A weak electrolyte, AB, is 5% dissociated in aqueous solution. What is the freezing point of a 0.100 molal aqueous solution of AB? `K_f` for water is 1.86 deg/molal.

To solve the problem, we will follow these steps: ### Step 1: Understand the dissociation of the weak electrolyte The weak electrolyte AB dissociates into A⁺ and B⁻ ions.
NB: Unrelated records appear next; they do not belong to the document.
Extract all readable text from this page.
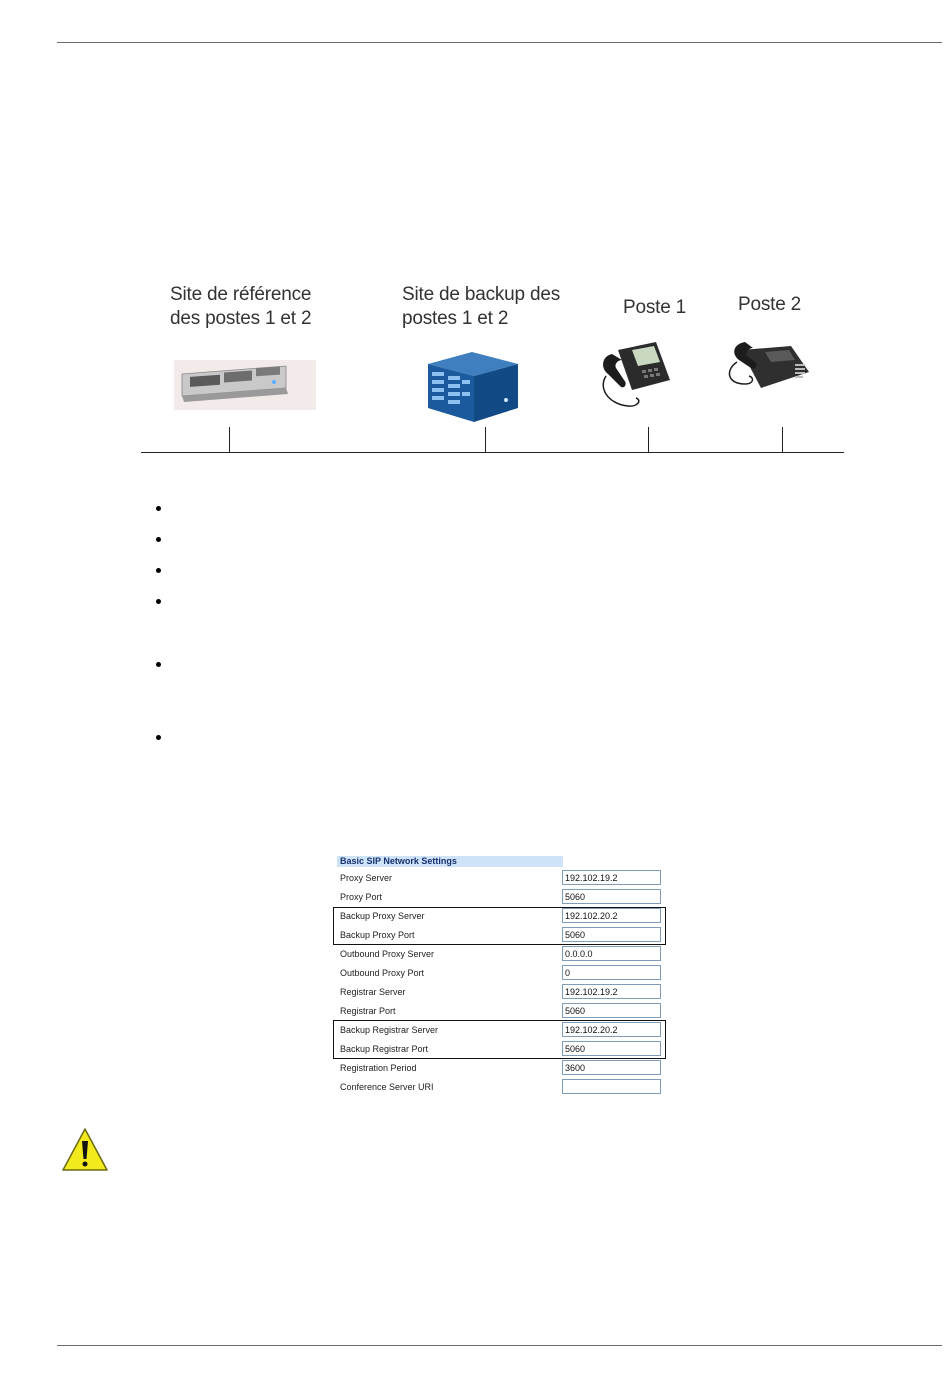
Site de référence
des postes 1 et 2
Site de backup des
postes 1 et 2
Poste 1	Poste 2
Basic SIP Network Settings
Proxy Server	192.102.19.2
Proxy Port	5060
Backup Proxy Server	192.102.20.2
Backup Proxy Port	5060
Outbound Proxy Server	0.0.0.0
Outbound Proxy Port	0
Registrar Server	192.102.19.2
Registrar Port	5060
Backup Registrar Server	192.102.20.2
Backup Registrar Port	5060
Registration Period	3600
Conference Server URI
Given that it is 5% dissociated, we can express the degree of dissociation (α) as: \[ \alpha = 0.05 \] ### Step 2: Calculate the Van't Hoff factor (i) The Van't Hoff factor (i) is given by the formula: \[ i = 1 + \alpha \] Substituting the value of α: \[ i = 1 + 0.05 = 1.05 \] ### Step 3: Use the freezing point depression formula The depression in freezing point (ΔTf) can be calculated using the formula: \[ \Delta T_f = i \cdot K_f \cdot m \] Where: - \( K_f \) is the cryoscopic constant for water (1.86 °C/m) - \( m \) is the molality of the solution (0.100 molal) Substituting the known values: \[ \Delta T_f = 1.05 \cdot 1.86 \cdot 0.100 \] Calculating this gives: \[ \Delta T_f = 0.1953 °C \] ### Step 4: Calculate the freezing point of the solution The freezing point of the solution (Tf) can be found by subtracting ΔTf from the freezing point of pure water (0 °C): \[ T_f = 0 °C - 0.1953 °C = -0.1953 °C \] ### Final Answer The freezing point of the 0.100 molal aqueous solution of AB is: \[ \boxed{-0.1953 °C} \] ---